Howard Dresner gave a nice
interview to
Intelligent Enterprise, where he answered the questions of
Doug Henschen and told about his upcoming book:
Profiles in Performance: Business Intelligence Journeys and the Roadmap for Change.
In the interview, he explained the concept of "Performance Culture Maturity Model", described in his book, with six dimensions and four levels of maturity. He also told about the organizations that he published the case studies in the book.
Below I highlighted some answers at the interview:
I'll describe the six major dimensions. Two of them are strategic, two of them are operational in nature and two of them are technical. The first one is alignment with the mission as a cultural tenet. In other words, it's about people who really believe in what they're doing. That's clearly culture. Another one is transparency and accountability. If you're aligned with the mission and believe in what you're doing, next you have to share information, and everybody has to hold themselves and the organization accountable. The information may come from computer systems or it may not. The point is that it's open and transparent. If everyone is open it's really a good thing. The problem is that in most organizations, everybody wants everyone else to be open and they want to stay closed.

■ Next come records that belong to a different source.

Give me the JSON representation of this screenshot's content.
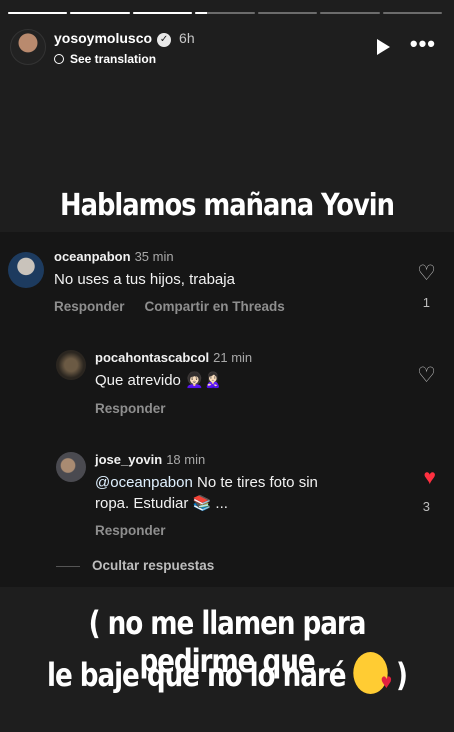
{
  "story": {
    "progress": [
      1,
      1,
      1,
      0.2,
      0,
      0,
      0
    ],
    "username": "yosoymolusco",
    "time": "6h",
    "see_translation": "See translation",
    "title": "Hablamos mañana Yovin",
    "caption_line1": "( no me llamen para pedirme que",
    "caption_line2": "le baje que no lo haré"
  },
  "comments": [
    {
      "user": "oceanpabon",
      "time": "35 min",
      "text": "No uses a tus hijos, trabaja",
      "reply_label": "Responder",
      "share_label": "Compartir en Threads",
      "likes": "1",
      "liked": false
    },
    {
      "user": "pocahontascabcol",
      "time": "21 min",
      "text": "Que atrevido 👩🏻‍🦱🙎🏻‍♀️",
      "reply_label": "Responder",
      "liked": false
    },
    {
      "user": "jose_yovin",
      "time": "18 min",
      "mention": "@oceanpabon",
      "text_line1": " No te tires foto sin",
      "text_line2": "ropa.  Estudiar 📚 ...",
      "reply_label": "Responder",
      "likes": "3",
      "liked": true
    }
  ],
  "hide_replies": "Ocultar respuestas",
  "colors": {
    "like_red": "#ff3040",
    "background": "#1e1e1e",
    "card": "#161616"
  }
}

Another dimension is being able to resolve conflicts. A performance-directed culture is able to air these conflicts and resolve them in a positive way. You get the issues out there.
Action on insight is another dimension, that simply means when you learn something, you're able to act upon it in a coordinated fashion. In so many environments, when something becomes known, people stick it in their hip pocket and don't do anything. Acting upon insight is simply about taking information, changing behavior to take advantage of what you've learned and, at the highest level of achievement, doing it in a coordinated fashion.

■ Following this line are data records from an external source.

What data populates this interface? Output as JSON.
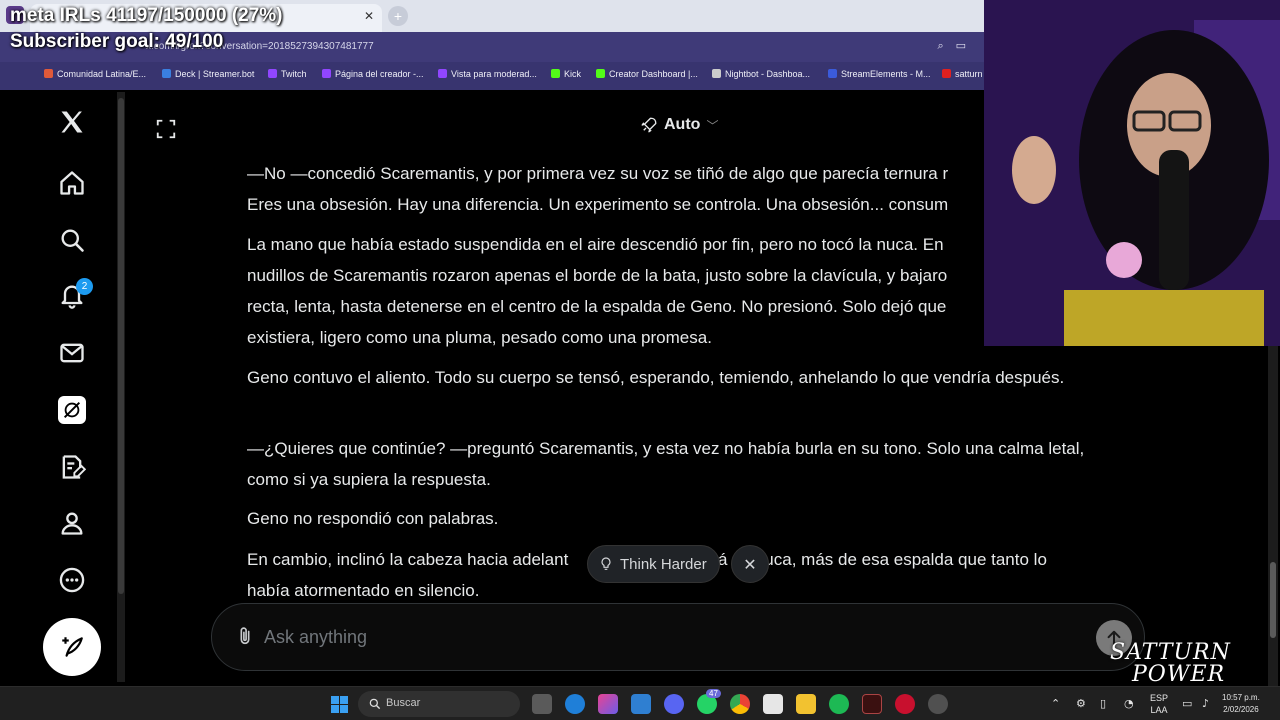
{
  "overlay": {
    "meta": "meta IRLs 41197/150000 (27%)",
    "subscriber_goal": "Subscriber goal: 49/100"
  },
  "browser": {
    "url": "x.com/i/grok?conversation=2018527394307481777",
    "bookmarks": [
      {
        "label": "Comunidad Latina/E...",
        "color": "#e05a3a"
      },
      {
        "label": "Deck | Streamer.bot",
        "color": "#3a7fe0"
      },
      {
        "label": "Twitch",
        "color": "#9146ff"
      },
      {
        "label": "Página del creador -...",
        "color": "#9146ff"
      },
      {
        "label": "Vista para moderad...",
        "color": "#9146ff"
      },
      {
        "label": "Kick",
        "color": "#53fc18"
      },
      {
        "label": "Creator Dashboard |...",
        "color": "#53fc18"
      },
      {
        "label": "Nightbot - Dashboa...",
        "color": "#cccccc"
      },
      {
        "label": "StreamElements - M...",
        "color": "#3b5bdb"
      },
      {
        "label": "satturn",
        "color": "#e02020"
      }
    ]
  },
  "sidebar": {
    "notifications_badge": "2",
    "items": [
      "x-logo",
      "home",
      "explore",
      "notifications",
      "messages",
      "grok",
      "lists",
      "profile",
      "more"
    ]
  },
  "header": {
    "model_label": "Auto"
  },
  "conversation": {
    "p1_line1": "—No —concedió Scaremantis, y por primera vez su voz se tiñó de algo que parecía ternura r",
    "p1_line2": "Eres una obsesión. Hay una diferencia. Un experimento se controla. Una obsesión... consum",
    "p2_line1": "La mano que había estado suspendida en el aire descendió por fin, pero no tocó la nuca. En",
    "p2_line2": "nudillos de Scaremantis rozaron apenas el borde de la bata, justo sobre la clavícula, y bajaro",
    "p2_line3": "recta, lenta, hasta detenerse en el centro de la espalda de Geno. No presionó. Solo dejó que",
    "p2_line4": "existiera, ligero como una pluma, pesado como una promesa.",
    "p3": "Geno contuvo el aliento. Todo su cuerpo se tensó, esperando, temiendo, anhelando lo que vendría después.",
    "p4": "—¿Quieres que continúe? —preguntó Scaremantis, y esta vez no había burla en su tono. Solo una calma letal, como si ya supiera la respuesta.",
    "p5": "Geno no respondió con palabras.",
    "p6_left": "En cambio, inclinó la cabeza hacia adelant",
    "p6_right": "á su nuca, más de esa espalda que tanto lo",
    "p6_line2": "había atormentado en silencio."
  },
  "suggestion": {
    "think_harder": "Think Harder"
  },
  "composer": {
    "placeholder": "Ask anything"
  },
  "logo": {
    "line1": "SATTURN",
    "line2": "POWER"
  },
  "taskbar": {
    "search_label": "Buscar",
    "whatsapp_badge": "47",
    "lang_line1": "ESP",
    "lang_line2": "LAA",
    "time": "10:57 p.m.",
    "date": "2/02/2026"
  }
}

The technical dimensions starts with trust in the data. A lot of information is going to come directly or indirectly from some sort of a system, but not always. Where did it come from? And what do I do with that information? That's really important. Am I going to be transparent? Am I going to make sure that we share this insight openly and that we act upon it as a single organization? How does an organization behave like a single organism and achieve its objectives as effectively as possible?

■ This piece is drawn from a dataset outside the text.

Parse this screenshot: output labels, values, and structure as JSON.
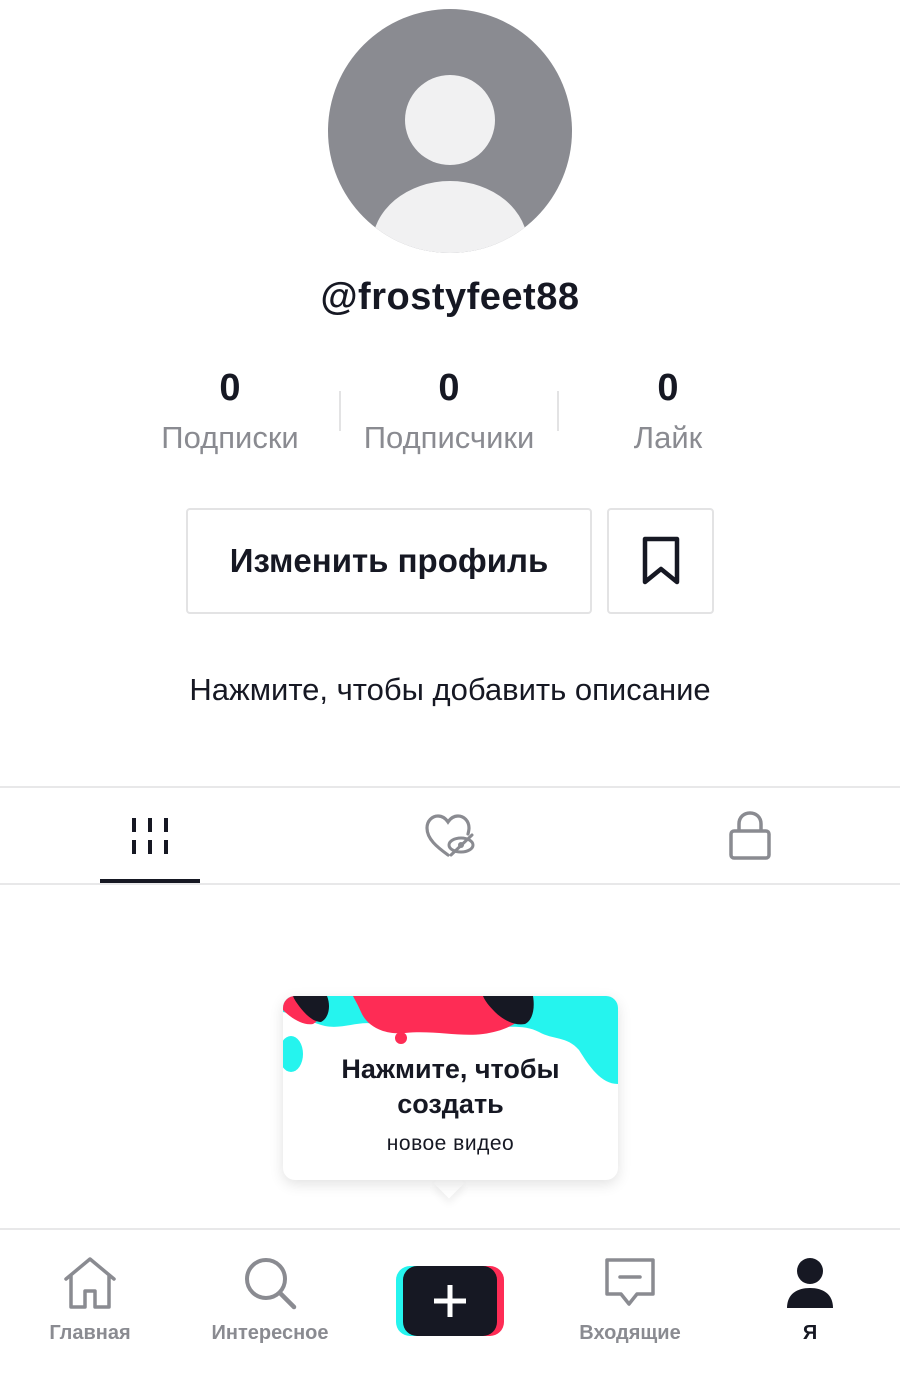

The sixth dimension is availability and currency of information. And does the currency of that information actually match the application? Those last two are technical and are very much about data, because information is the lifeblood of a performance-directed culture.
The four levels go from "chaos" to "departmentally optimized" to "the performance-directed culture emerging" to "the performance-directed culture realized."
If you want to have things like transparency and accountability, well, that's BI and performance management in terms of an implementation perspective, but not in terms of a cultural perspective. You have to have the systems and support if you want to achieve this on any kind of scale, but there's an attitude that goes with that.
I agree with him, the culture of the organization is determinant to the success of a performance management initiative. Based in the interview, I am anxious to read his book.